Friday, December 16, 2016

Does ethnic, racial diversity in slating really create voter candidate appeal?

It was a guiding principal of slating candidates to run for political office known as “the three I’s,” and it would seem to be in place in 21st Century Chicago – albeit in a slightly adapted form.
VALENCIA: Keeping Latino streak alive

The “three I’s” implied that candidates have to work as a team in order get the most votes, and the “team” has to have an individual who would directly appeal to everybody – hence a perfect ticket ought to include someone who’s Irish, someone who’s Italian and also someone who’s Jewish, which for purposes of an easy label became Israel.

THE THIRD “I.”

We still have that principle in place, although now it means we need to have a white candidate, a black candidate and someone with ethnic origins in Latin America. Which doesn’t create for a cutesy label, but is the same basic idea.

It seems that Mayor Rahm Emanuel followed the principle earlier this week when he announced his appointment of a replacement city clerk – Anna Valencia, who had actually been one of his staffers before getting a post that gives her a title with some authority.

Of course, being city clerk means she’s in charge of the office that usually manages to frustrate people when they have to deal with it – particularly when it comes to that time of the year when people have to renew the vehicle registration stickers they’re required to post on their cars (and pay for) in order to legally drive.

BEING THE STICKER saleswoman may not sound like much.
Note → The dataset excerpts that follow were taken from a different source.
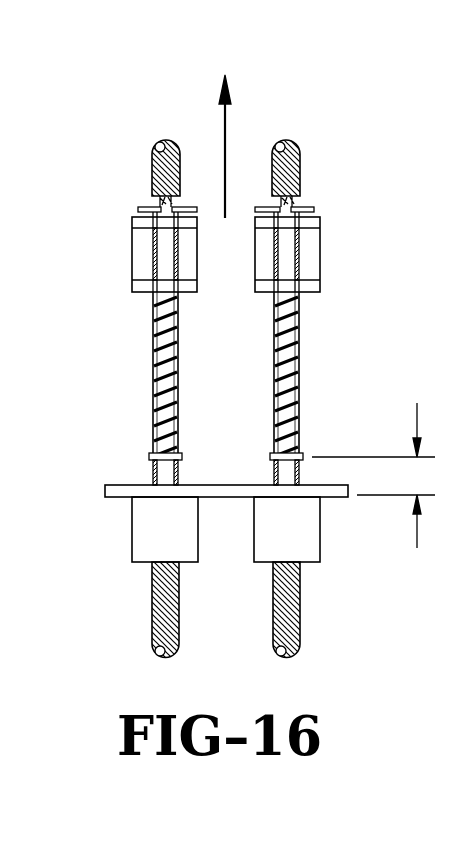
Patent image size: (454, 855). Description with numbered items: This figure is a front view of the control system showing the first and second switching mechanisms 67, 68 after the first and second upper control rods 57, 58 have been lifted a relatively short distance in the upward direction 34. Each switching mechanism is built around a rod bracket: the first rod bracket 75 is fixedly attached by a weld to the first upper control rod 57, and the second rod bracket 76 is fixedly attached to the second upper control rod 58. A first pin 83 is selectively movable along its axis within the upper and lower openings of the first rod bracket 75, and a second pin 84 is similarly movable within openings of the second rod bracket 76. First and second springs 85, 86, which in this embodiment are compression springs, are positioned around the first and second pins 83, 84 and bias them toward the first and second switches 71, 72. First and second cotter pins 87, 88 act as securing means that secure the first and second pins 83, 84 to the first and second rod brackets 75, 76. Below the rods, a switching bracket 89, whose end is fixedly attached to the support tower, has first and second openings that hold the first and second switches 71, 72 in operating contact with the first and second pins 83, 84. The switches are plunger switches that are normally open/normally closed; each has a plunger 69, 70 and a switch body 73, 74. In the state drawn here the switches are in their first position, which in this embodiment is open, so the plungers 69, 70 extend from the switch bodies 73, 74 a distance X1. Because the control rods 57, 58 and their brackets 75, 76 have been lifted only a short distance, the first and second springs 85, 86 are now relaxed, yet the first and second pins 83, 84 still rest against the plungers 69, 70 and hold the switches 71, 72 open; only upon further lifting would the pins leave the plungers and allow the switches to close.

The upward direction 34 is at (227, 133).
The first upper control rod 57 is at (292, 155).
The second upper control rod 58 is at (161, 155).
The first switching mechanism 67 is at (338, 393).
The second switching mechanism 68 is at (114, 393).
The plunger 69 is at (290, 467).
The plunger 70 is at (153, 456).
The first switch 71 is at (322, 536).
The second switch 72 is at (130, 536).
The switch body 73 is at (301, 540).
The switch body 74 is at (179, 540).
The first rod bracket 75 is at (310, 283).
The second rod bracket 76 is at (144, 282).
The first pin 83 is at (293, 187).
The second pin 84 is at (160, 187).
The first spring 85 is at (297, 358).
The second spring 86 is at (155, 385).
The first cotter pin 87 is at (302, 208).
The second cotter pin 88 is at (150, 208).
The switching bracket 89 is at (143, 489).
The distance X1 is at (373, 475).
But it means that Valencia will have a chance to run for a city-wide government post come the 2019 election cycle.
Valencia will get her name on automobiles all across Chicago when new stickers come out
Valencia gets the post because previous Clerk Susana Mendoza gave the city office up to become the Illinois comptroller through 2018. She gained that post back in 2011 when then-Clerk Miguel del Valle ran unsuccessfully for mayor.

You literally have to go back to 2006 to find a non-Latino city clerk (it was James Laski, who had to resign following his criminal indictment and conviction),

Which put the pressure on Emanuel to appoint a replacement clerk with Latin American origins (del Valle was born in Puerto Rico and came to Chicago when he was 4, while Mendoza’s parents were immigrants from Mexico).
MENDOZA: Movin' on up from City Hall these days

OF COURSE, THERE also were those people with African-American origins who would have liked to have seen a black person put into another city-wide position. Although I doubt Emanuel would have had the nerve to take on the Latino community of Chicago (about one-quarter of the city’s population) in a political fight when he has so many other people to quarrel with.

Besides, there is city Treasurer Kurt Summers who is black, and it reinforces the idea of an ethnic/racial split of the city’s governmental power. Although I can’t help but chuckle at the confusion the old-school Irish of Chicago’s political culture feel about the notion of the “white” person (Emanuel as mayor) being represented by someone who is Jewish. And I also remember when the treasurer’s office was the one used by Miriam Santos, who was the first Latina official in Chicago city government back in the 1990s.

Insofar as Valencia is concerned, she was a city lobbyist, and also worked as a campaign manager for Sen. Richard Durbin, D-Ill., and for Reps. Mike Quigley, D-Ill., and Gary Peters, D-Mich. (now a senator, and NOT the one-time White Sox pitcher) with the Illinois Senate Democratic Victory Fund and for state Senate President John Cullerton, D-Chicago.

She has worked in various posts at city, state and federal government, which is impressive. Particularly since she’s only 31 – the fact that truly catches my attention. She was a mere baby back in the days when I roamed around the city looking for news stories for the now-defunct City News Bureau of Chicago.
EMANUEL: Playing by rules to keep power

BUT TIME DOES pass, and as Emanuel said himself, her youth means she’s the next generation of Chicago leadership rising through the ranks. Personally, I’m not quite ready to proclaim proclaim Valencia as the first Latina to become mayor (maybe around the 2035 election cycle?).

But it does amuse me to see how times change, while managing to incorporate some of the basic principles of maintaining political power to keep the peace.

Or else run the risk of having some trouble-making person with Republican political leanings from the Sauganash or Mount Greenwood neighborhoods from coming in and taking advantage of the resulting political dissent that could end the nearly 90-year streak of Democrats holding control of the mayor’s office.